General Secretary and President Lam stressed that reform in basic science research must encompass awareness, institutional frameworks, investment mechanisms, and implementation methods. He described the issue as a strategic matter directly linked to Viet Nam’s development model, national self-reliance and international standing in the 21st century.
According to the leader, perceptions regarding the role of basic scientific research have changed significantly in recent years. While it was previously viewed mainly as a highly specialised academic activity in universities and research institutes, it is now increasingly recognised as the nation’s knowledge foundation and a basis for developing core technologies, elite human resources, strategic forecasting capacity and long-term autonomy capability.
However, he noted that the sector still faces many shortcomings and bottlenecks that are not commensurate with the country’s development requirements. Investment remains limited, while Viet Nam has yet to establish a strong, stable and long-term national ecosystem for basic research. Research activities remain fragmented, lacking close coordination, strong scientific schools and internationally competitive research groups aligned with national development strategies.
He also pointed to administrative-heavy management mechanisms, the shortage of modern laboratories, shared computational infrastructure and large-scale scientific databases, as well as inadequate long-term investment mechanisms for leading research teams.
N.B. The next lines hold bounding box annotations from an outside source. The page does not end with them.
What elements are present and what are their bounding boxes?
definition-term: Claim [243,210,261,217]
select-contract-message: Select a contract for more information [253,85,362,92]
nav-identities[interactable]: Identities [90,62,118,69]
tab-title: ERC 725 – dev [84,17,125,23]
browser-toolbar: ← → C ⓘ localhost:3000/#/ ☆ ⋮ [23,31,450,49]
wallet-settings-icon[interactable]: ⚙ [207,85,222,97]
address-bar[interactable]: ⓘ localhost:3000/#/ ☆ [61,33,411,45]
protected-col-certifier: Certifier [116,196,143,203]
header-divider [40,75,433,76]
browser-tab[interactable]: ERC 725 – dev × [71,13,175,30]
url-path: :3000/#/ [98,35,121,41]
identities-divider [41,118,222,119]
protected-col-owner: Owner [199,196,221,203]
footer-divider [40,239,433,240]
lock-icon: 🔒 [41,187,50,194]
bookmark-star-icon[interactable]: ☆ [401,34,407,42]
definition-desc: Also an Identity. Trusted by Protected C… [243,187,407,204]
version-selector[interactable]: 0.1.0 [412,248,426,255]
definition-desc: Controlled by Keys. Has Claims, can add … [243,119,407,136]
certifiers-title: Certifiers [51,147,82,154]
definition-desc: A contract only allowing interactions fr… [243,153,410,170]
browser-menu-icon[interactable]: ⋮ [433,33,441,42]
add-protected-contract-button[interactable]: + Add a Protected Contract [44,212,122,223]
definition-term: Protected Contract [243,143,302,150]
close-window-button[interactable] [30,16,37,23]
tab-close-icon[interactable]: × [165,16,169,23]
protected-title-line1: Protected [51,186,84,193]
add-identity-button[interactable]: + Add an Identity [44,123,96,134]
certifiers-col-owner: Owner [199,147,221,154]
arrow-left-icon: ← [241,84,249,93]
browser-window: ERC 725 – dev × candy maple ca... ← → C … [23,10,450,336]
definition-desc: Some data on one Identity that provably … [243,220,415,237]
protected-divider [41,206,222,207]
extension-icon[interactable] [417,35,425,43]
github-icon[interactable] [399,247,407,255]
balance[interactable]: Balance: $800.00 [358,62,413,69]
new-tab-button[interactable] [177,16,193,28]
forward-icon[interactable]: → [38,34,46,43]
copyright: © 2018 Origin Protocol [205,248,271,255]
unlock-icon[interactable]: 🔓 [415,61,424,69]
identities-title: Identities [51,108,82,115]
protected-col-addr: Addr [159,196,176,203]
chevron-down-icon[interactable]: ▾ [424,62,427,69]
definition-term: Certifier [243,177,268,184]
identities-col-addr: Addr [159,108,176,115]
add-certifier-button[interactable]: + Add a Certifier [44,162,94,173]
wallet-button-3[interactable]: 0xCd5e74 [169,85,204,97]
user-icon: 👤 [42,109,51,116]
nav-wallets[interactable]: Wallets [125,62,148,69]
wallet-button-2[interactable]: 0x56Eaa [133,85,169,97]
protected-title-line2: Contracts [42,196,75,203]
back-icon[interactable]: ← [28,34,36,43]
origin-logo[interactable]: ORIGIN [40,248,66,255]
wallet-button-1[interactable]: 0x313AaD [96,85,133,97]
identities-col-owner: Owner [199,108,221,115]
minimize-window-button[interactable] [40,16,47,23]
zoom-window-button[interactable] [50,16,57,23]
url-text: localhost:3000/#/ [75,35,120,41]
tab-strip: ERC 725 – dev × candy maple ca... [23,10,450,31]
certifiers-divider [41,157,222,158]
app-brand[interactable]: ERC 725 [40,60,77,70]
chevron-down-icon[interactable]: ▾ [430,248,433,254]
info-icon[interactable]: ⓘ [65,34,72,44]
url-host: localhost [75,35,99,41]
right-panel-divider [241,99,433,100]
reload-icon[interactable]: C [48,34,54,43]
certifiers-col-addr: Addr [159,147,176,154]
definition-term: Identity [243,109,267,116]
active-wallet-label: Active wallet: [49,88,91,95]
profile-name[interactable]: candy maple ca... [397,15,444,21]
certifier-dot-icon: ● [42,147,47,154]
Human resources, he said, remain a strategic bottleneck, with a shortage of top scientists in many fields and insufficient support for younger generations of researchers.
The top leader highlighted the strategic importance of social sciences and humanities, stressing that while natural sciences and technology form the foundation for production and technological capacity, social sciences and humanities underpin governance, institution-building, cultural development and social stability.
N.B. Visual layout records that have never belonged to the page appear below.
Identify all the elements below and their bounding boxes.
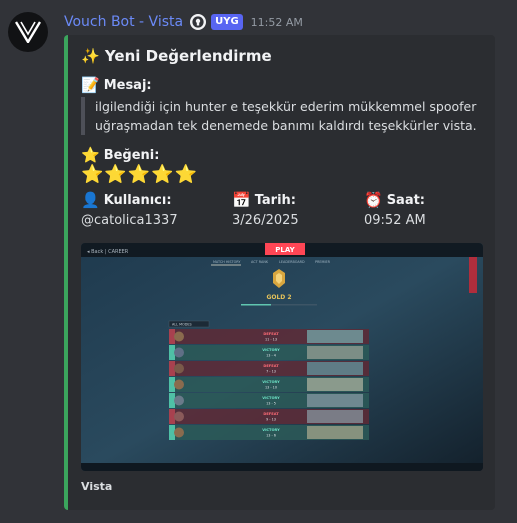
time-label-text: Saat: [386, 192, 426, 208]
back-career-text: ◂ Back | CAREER [87, 249, 129, 255]
match-score: 7 - 13 [266, 370, 276, 374]
user-field-label: 👤 Kullanıcı: [81, 191, 172, 209]
message-timestamp[interactable]: 11:52 AM [251, 16, 303, 29]
alarm-clock-icon: ⏰ [364, 191, 383, 209]
match-row: VICTORY 13 - 4 [169, 345, 369, 360]
mode-filter: ALL MODES [172, 323, 192, 327]
match-score: 13 - 6 [266, 434, 276, 438]
verified-badge-icon [190, 14, 207, 30]
match-result: VICTORY [262, 348, 280, 352]
message-field-label: 📝 Mesaj: [81, 76, 152, 94]
career-screenshot-image: ◂ Back | CAREER PLAY MATCH HISTORY ACT R… [81, 243, 483, 471]
date-field-label: 📅 Tarih: [232, 191, 296, 209]
embed-title-text: Yeni Değerlendirme [104, 47, 272, 65]
tab-act-rank: ACT RANK [251, 260, 269, 264]
match-score: 11 - 13 [265, 338, 277, 342]
rank-label: GOLD 2 [266, 294, 291, 301]
match-result: DEFEAT [263, 332, 279, 336]
match-history-list: DEFEAT 11 - 13 VICTORY 13 - 4 DEFEAT 7 -… [169, 329, 369, 440]
time-field-label: ⏰ Saat: [364, 191, 425, 209]
play-label: PLAY [275, 246, 295, 254]
memo-icon: 📝 [81, 76, 100, 94]
app-tag: UYG [211, 14, 243, 30]
sparkles-icon: ✨ [81, 47, 100, 65]
match-row: DEFEAT 7 - 13 [169, 361, 369, 376]
review-embed: ✨ Yeni Değerlendirme 📝 Mesaj: ilgilendiğ… [64, 35, 495, 510]
tab-premier: PREMIER [315, 260, 331, 264]
game-career-screenshot[interactable]: ◂ Back | CAREER PLAY MATCH HISTORY ACT R… [81, 243, 483, 471]
match-result: VICTORY [262, 396, 280, 400]
match-score: 9 - 13 [266, 418, 276, 422]
bot-avatar[interactable] [8, 12, 48, 52]
match-result: DEFEAT [263, 364, 279, 368]
match-result: VICTORY [262, 428, 280, 432]
match-row: VICTORY 13 - 5 [169, 393, 369, 408]
user-silhouette-icon: 👤 [81, 191, 100, 209]
embed-title: ✨ Yeni Değerlendirme [81, 47, 272, 65]
embed-footer: Vista [81, 480, 113, 493]
bot-name[interactable]: Vouch Bot - Vista [64, 14, 183, 30]
match-result: VICTORY [262, 380, 280, 384]
match-row: VICTORY 13 - 10 [169, 377, 369, 392]
match-row: DEFEAT 9 - 13 [169, 409, 369, 424]
rating-field-label: ⭐ Beğeni: [81, 146, 159, 164]
date-label-text: Tarih: [254, 192, 296, 208]
match-score: 13 - 5 [266, 402, 276, 406]
match-row: VICTORY 13 - 6 [169, 425, 369, 440]
message-label-text: Mesaj: [103, 77, 152, 93]
match-row: DEFEAT 11 - 13 [169, 329, 369, 344]
tab-leaderboard: LEADERBOARD [279, 260, 305, 264]
tab-match-history: MATCH HISTORY [213, 260, 241, 264]
calendar-icon: 📅 [232, 191, 251, 209]
user-value: @catolica1337 [81, 213, 178, 228]
vista-logo-icon [15, 21, 41, 43]
match-score: 13 - 10 [265, 386, 277, 390]
time-value: 09:52 AM [364, 213, 426, 228]
message-header: Vouch Bot - Vista UYG 11:52 AM [64, 12, 303, 32]
rating-stars: ⭐⭐⭐⭐⭐ [81, 164, 199, 185]
rating-label-text: Beğeni: [103, 147, 160, 163]
star-icon: ⭐ [81, 146, 100, 164]
message-quote: ilgilendiği için hunter e teşekkür ederi… [81, 97, 481, 135]
date-value: 3/26/2025 [232, 213, 299, 228]
user-label-text: Kullanıcı: [103, 192, 172, 208]
match-score: 13 - 4 [266, 354, 276, 358]
match-result: DEFEAT [263, 412, 279, 416]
A country may import technology, but it cannot import a development model suited to its own history, culture and conditions, he said, emphasising the crucial role of social sciences and humanities in theoretical research, policymaking, legal development, strategic forecasting and safeguarding the Party’s ideological foundation.
The Party General Secretary and State President called for the development of a modern, autonomous and internationally integrated basic research system capable of generating new knowledge, training elite human resources and supporting strategic policymaking and technological development for rapid and sustainable national growth.
He set out major targets through 2030 and toward 2045, including the removal of institutional bottlenecks, the establishment of a relatively synchronised national research ecosystem, the development of leading research centres and internationally competitive fields of basic science.
General Secretary and President Lam also underscored the need to shift scientific governance from administrative management to creative governance, emphasising post-audit mechanisms, long-term impact evaluation and protection of academic freedom alongside scientific integrity and accountability.
He further stressed that people must remain at the centre of scientific development, calling for a comprehensive ecosystem to identify, train, nurture and attract scientific talent, including overseas Vietnamese intellectuals.
He also proposed building strategic national data and knowledge infrastructure, including key laboratories, shared high-performance computing systems, digital libraries and scientific and social databases, noting that data should be regarded as a strategic infrastructure asset in the AI era.
The leader also called for stronger and more selective international cooperation, including efforts to attract foreign experts, scientists and overseas Vietnamese intellectuals; expand partnerships with leading global scientific centres to raise research standards; train the next generation of researchers; and narrow knowledge gaps. At the same time, he stressed the importance of safeguarding data, intellectual property, knowledge security and national interests.